JAKARTA, iNews.id – Belasan warga adat Maba Sangaji, Kabupaten Halmahera Timur, Maluku Utara harus meringkuk di penjara setelah dinyatakan bersalah karena menghalangi aktivitas pertambangan nikel. Vonis penjara itu diputusan majelis hakim Pengadilan Negeri Soasio, Tidore Kepulauan.
Wakil Ketua Komisi XIII DPR, Andreas Hugo Pareira mengaku prihatin atas vonis penjara terhadap 11 warga. Andreas menilai kasus ini mencerminkan ketegangan serius antara kepentingan ekonomi, perlindungan hak asasi manusia (HAM), dan ketimpangan regulasi dalam tata kelola sumber daya alam di Indonesia.
"Dalam perspektif reformasi regulasi dan hak asasi manusia, kami menilai bahwa peraturan dan praktik hukum yang ada masih belum sepenuhnya mampu memberikan jaminan perlindungan bagi masyarakat adat dan pejuang lingkungan," kata Andreas, Kamis (23/10/2025).

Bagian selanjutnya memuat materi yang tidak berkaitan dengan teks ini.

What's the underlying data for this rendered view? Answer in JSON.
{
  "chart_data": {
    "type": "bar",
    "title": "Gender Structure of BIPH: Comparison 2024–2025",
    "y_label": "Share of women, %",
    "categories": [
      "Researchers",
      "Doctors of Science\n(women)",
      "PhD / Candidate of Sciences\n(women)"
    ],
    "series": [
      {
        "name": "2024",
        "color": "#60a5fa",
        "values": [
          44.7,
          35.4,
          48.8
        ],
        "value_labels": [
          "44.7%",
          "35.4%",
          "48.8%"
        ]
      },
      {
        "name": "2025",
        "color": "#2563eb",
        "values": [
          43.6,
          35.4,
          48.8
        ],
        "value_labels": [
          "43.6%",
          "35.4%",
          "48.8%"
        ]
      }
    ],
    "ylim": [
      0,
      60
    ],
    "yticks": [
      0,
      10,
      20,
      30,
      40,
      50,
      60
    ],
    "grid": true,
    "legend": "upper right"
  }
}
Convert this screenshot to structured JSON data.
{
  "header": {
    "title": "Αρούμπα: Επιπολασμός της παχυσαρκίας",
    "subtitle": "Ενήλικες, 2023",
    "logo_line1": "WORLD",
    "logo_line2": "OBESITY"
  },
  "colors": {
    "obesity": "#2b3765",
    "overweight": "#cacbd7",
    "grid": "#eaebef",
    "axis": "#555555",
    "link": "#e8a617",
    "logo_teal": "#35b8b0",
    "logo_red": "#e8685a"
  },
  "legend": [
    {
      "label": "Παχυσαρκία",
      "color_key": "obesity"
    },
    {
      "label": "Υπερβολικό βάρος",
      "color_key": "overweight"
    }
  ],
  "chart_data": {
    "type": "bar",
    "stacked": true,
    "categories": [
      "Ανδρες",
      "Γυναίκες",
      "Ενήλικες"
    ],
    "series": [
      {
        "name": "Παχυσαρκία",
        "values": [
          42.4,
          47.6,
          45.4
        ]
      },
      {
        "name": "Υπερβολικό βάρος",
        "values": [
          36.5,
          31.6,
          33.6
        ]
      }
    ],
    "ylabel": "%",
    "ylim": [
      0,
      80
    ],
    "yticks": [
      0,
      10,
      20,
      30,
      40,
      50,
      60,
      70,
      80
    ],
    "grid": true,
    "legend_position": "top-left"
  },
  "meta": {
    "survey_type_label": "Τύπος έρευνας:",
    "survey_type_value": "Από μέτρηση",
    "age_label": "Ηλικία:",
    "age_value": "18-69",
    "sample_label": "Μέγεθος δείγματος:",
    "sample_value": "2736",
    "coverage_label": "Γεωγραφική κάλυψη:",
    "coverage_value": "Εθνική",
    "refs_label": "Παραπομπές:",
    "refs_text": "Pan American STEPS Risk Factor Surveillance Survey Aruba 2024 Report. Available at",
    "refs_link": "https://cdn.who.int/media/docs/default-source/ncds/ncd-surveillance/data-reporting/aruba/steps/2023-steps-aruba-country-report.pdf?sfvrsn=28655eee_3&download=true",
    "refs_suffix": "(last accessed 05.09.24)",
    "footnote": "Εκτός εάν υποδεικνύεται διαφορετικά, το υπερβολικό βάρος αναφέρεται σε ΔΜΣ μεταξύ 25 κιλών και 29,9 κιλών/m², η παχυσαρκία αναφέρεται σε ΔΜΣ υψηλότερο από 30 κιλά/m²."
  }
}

Menurutnya, putusan pengadilan yang menolak mengakui warga Maba Sangaji sebagai pembela hak atas lingkungan hidup memperlihatkan adanya celah besar dalam harmonisasi hukum antara Undang-Undang Perlindungan dan Pengelolaan Lingkungan Hidup (UUPPLH) dan Undang-Undang Pertambangan Mineral dan Batubara (UU Minerba).
“Tentunya ini sangat disayangkan. Vonis hukum bagi warga yang mempertahankan tanah adat mereka sendiri menunjukkan gagalnya sistem peradilan dalam membela hak-hak masyarakat,” ujarnya.
Andreas menegaskan, hak masyarakat untuk memperjuangkan lingkungan hidup yang sehat merupakan bagian integral dari hak asasi manusia yang dijamin oleh Konstitusi dan Deklarasi Universal HAM.
“Setiap tindakan warga dalam mempertahankan ruang hidupnya tidak seharusnya dikriminalisasi. Negara wajib memastikan bahwa hukum tidak digunakan untuk membungkam partisipasi masyarakat, terutama kelompok adat yang rentan terhadap tekanan struktural dan korporasi," katanya.
Bukti Regulasi Lemah
Kendati demikian, Andreas memandang, kasus Maba Sangaji merupakan cermin lemahnya tata kelola regulasi yang tumpang tindih, tidak berpihak, dan gagal memberikan ruang keadilan bagi masyarakat lokal. Sebab, kata dia, regulasi pertambangan memberikan perlindungan kuat bagi investasi. "Di sisi lain, regulasi lingkungan dan hak masyarakat adat masih bersifat deklaratif tanpa mekanisme perlindungan yang efektif," ucapnya.